If your instance of the Kroxylicious Proxy runs directly on an operating system, provide the filter configuration in the filterDefinitions list of your proxy configuration.

Here’s a complete example of a filterDefinitions entry configured for Oauth Bearer validation:

Example filterDefinitions configuration
filterDefinitions:
  - name: my-sasl-inspection-filter
    type: SaslInspection
    config:
      enabledMechanisms: [ "OAUTHBEARER" ] (1)
1 Restricts the filter to the given SASL mechanism(s). Refer to SASL mechanism by its name given in the supported mechanisms table. If omitted, the SASL mechanisms SCRAM-SHA-256, SCRAM-SHA-512 and OAUTHBEARER will be enabled by default.

Refer to the Kroxylicious Proxy guide for more information about configuring the proxy.

1.2. Example KafkaProtocolFilter resource

If your instance of Kroxylicious runs on Kubernetes, you must use a KafkaProcotolFilter resource to contain the filter configuration.

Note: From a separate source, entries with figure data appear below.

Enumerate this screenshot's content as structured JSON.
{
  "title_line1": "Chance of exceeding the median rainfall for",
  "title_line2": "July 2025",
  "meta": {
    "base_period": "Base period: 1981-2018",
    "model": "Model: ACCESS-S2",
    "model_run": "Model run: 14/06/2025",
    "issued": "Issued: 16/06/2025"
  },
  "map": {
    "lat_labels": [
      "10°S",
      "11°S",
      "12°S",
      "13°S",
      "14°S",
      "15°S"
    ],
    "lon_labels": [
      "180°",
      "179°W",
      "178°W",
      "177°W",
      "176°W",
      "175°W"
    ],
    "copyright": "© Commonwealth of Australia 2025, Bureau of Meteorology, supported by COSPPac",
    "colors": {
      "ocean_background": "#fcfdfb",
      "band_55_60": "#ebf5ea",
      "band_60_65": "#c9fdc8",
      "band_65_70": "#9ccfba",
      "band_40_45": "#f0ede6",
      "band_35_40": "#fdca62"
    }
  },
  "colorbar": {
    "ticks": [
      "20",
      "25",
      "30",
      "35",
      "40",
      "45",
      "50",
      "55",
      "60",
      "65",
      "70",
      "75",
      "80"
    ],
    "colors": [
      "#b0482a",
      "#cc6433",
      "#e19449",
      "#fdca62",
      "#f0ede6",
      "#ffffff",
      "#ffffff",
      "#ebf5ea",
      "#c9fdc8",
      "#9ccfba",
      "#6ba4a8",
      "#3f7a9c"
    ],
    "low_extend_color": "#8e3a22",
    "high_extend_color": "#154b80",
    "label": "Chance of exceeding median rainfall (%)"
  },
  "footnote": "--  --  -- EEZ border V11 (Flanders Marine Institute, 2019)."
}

Here’s a complete example of a KafkaProtocolFilter resource configured for Oauth Bearer validation:

Example KafkaProtocolFilter resource for record validation
kind: KafkaProtocolFilter
metadata:
  name: my-sasl-inspection-filter
spec:
  type: SaslInspection
  configTemplate:
      enabledMechanisms: [ "OAUTHBEARER" ] (1)
1 Restricts the filter to the given SASL mechanism(s). Refer to SASL mechanism by its name given in the supported mechanisms table. If omitted, the SASL mechanisms SCRAM-SHA-256, SCRAM-SHA-512 and OAUTHBEARER will be enabled by default.

Refer to the Kroxylicious Operator for Kubernetes guide for more information about configuration on Kubernetes.

2. Trademark notice

  • Apache Kafka is a registered trademark of The Apache Software Foundation.

  • Kubernetes is a registered trademark of The Linux Foundation.

  • Prometheus is a registered trademark of The Linux Foundation.

  • Strimzi is a trademark of The Linux Foundation.

  • Hashicorp Vault is a registered trademark of HashiCorp, Inc.

  • AWS Key Management Service is a trademark of Amazon.com, Inc. or its affiliates.

  • Fortanix and Data Security Manager are trademarks of Fortanix, Inc.

3. Glossary

Glossary of terms used in the SASL Inspection guide.

JWE

JSON Web Encryption is an IETF standard for exchanging encrypted data using JSON.

JWT

JSON Web Token is an IETF standard for securely transmitting information between parties as a JSON object.

JWS

JSON Web Signature is an IETF-proposed standard for signing arbitrary data.

SASL

Simple Authentication and Security Layer, a framework for handling authentication.